Even though it’s been proven on countless occasions across decades that adding Willem Dafoe to any ensemble or movie makes it better by default, Disney simply wasn’t having it.
As you’d expect, Kurt Russell was excited at the prospect of sharing the screen with one of modern cinema’s most reliable and chameleonic character actors, only for the people above his pay grade to effectively tell him to fuck off, because there was no way they’d let him star in the picture.
He might have been a ‘Mouse House’ regular back in the day, and he’ll forever be intertwined with Walt Disney after one of the media mogul’s final acts before he passed away was to write ‘Kurt Russell’ on a piece of paper, but it was clear that his goodwill with the top brass had run out by the early 1990s.
To add insult to injury, the lack of Dafoe wasn’t the only thing getting under the actor’s skin, with that sneaky bugger Kevin Costner also getting up to some behind-the-scenes shenanigans to try and cut Russell’s Tombstone off at the knees to position his Wyatt Earp as the must-see western of 1993.
The war of attrition between Costner’s film and Tombstone has been well-documented, and while Russell eventually came out on top after the movie that he claimed he didn’t ghost-direct, but everybody else said he did, earned more money at the box office, and was just superior in every other way.
Val Kilmer delivered one of his best-ever performances as Doc Holliday in the cult favourite oater, but he wasn’t the first name on the wish list. “Willem Dafoe was going to do the movie.
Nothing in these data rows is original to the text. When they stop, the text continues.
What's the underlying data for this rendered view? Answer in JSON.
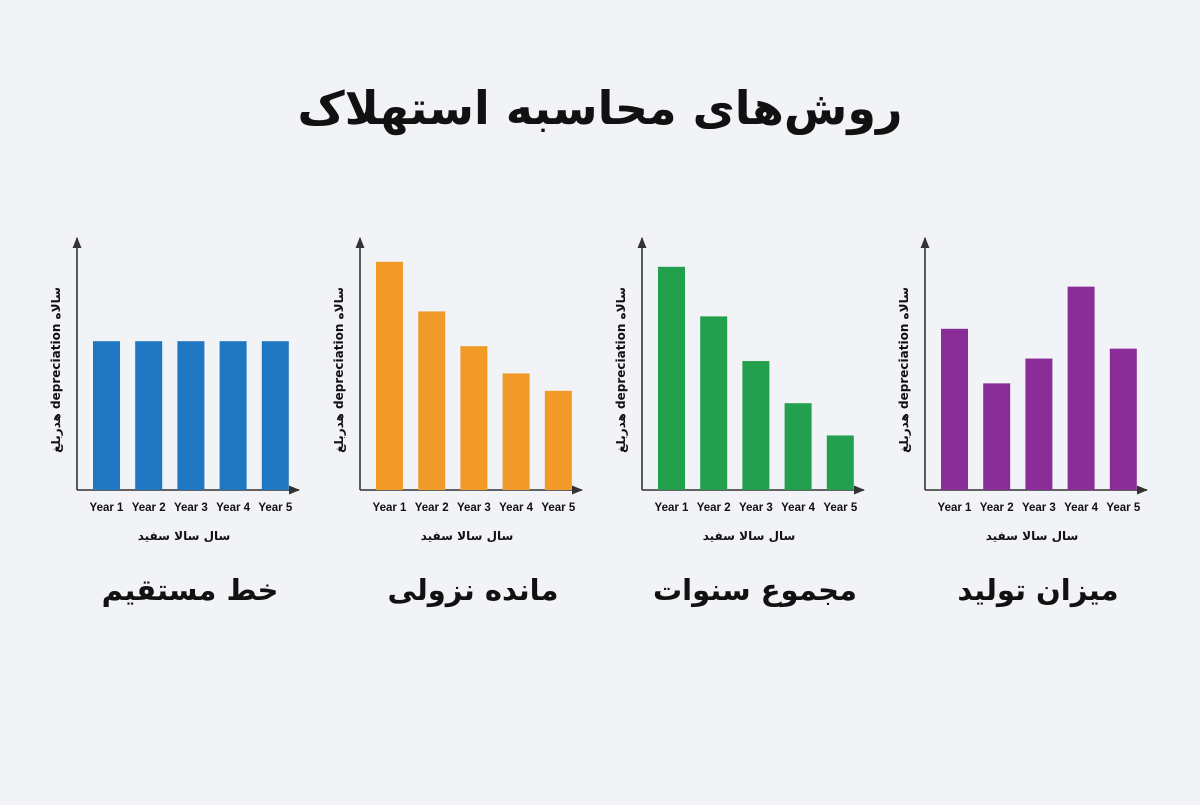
{
  "title": "روش‌های محاسبه استهلاک",
  "chart_data": [
    {
      "type": "bar",
      "title": "خط مستقیم",
      "xlabel": "سال سالا سفید",
      "ylabel": "هدربلغ depreciation سالاه",
      "categories": [
        "Year 1",
        "Year 2",
        "Year 3",
        "Year 4",
        "Year 5"
      ],
      "values": [
        60,
        60,
        60,
        60,
        60
      ],
      "ylim": [
        0,
        100
      ],
      "color": "#1f77c2"
    },
    {
      "type": "bar",
      "title": "مانده نزولی",
      "xlabel": "سال سالا سفید",
      "ylabel": "هدربلغ depreciation سالاه",
      "categories": [
        "Year 1",
        "Year 2",
        "Year 3",
        "Year 4",
        "Year 5"
      ],
      "values": [
        92,
        72,
        58,
        47,
        40
      ],
      "ylim": [
        0,
        100
      ],
      "color": "#f29a28"
    },
    {
      "type": "bar",
      "title": "مجموع سنوات",
      "xlabel": "سال سالا سفید",
      "ylabel": "هدربلغ depreciation سالاه",
      "categories": [
        "Year 1",
        "Year 2",
        "Year 3",
        "Year 4",
        "Year 5"
      ],
      "values": [
        90,
        70,
        52,
        35,
        22
      ],
      "ylim": [
        0,
        100
      ],
      "color": "#22a04e"
    },
    {
      "type": "bar",
      "title": "میزان تولید",
      "xlabel": "سال سالا سفید",
      "ylabel": "هدربلغ depreciation سالاه",
      "categories": [
        "Year 1",
        "Year 2",
        "Year 3",
        "Year 4",
        "Year 5"
      ],
      "values": [
        65,
        43,
        53,
        82,
        57
      ],
      "ylim": [
        0,
        100
      ],
      "color": "#8a2d98"
    }
  ]
}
Doc Holliday,” Russell told True West. “But Disney wouldn’t release the picture with Willem Dafoe, with him playing Doc Holliday.”
It was Disney or bust, since Costner had done his best to sabotage Tombstone at every turn. “Costner had shut down all avenues of release for the picture, except for Disney, except for Buena Vista,” he explained. Why? “He was able to,” Russell admitted. “He was powerful enough at the time, which I always respected.”
The Dances with Wolves Oscar-botherer had backed Tombstone into a corner; the Disney subsidiary, Buena Vista, was the only major outfit in Hollywood that was willing to green-light the production, but that would only happen if Dafoe was excised from the best part in the whole thing, a decision Russell agreed to, albeit with one or two regrets.
“He would have been phenomenal,” John Carpenter’s muse sighed. “But they came back, told Kevin Jarre: ‘Nope, you can go with Val Kilmer, but not Dafoe.'” Just like that, the latter was out on his arse, and the former was given the platform to do some of his finest work, although it’s not hard to imagine Dafoe doing an excellent job with Tombstone‘s Doc Holliday, either.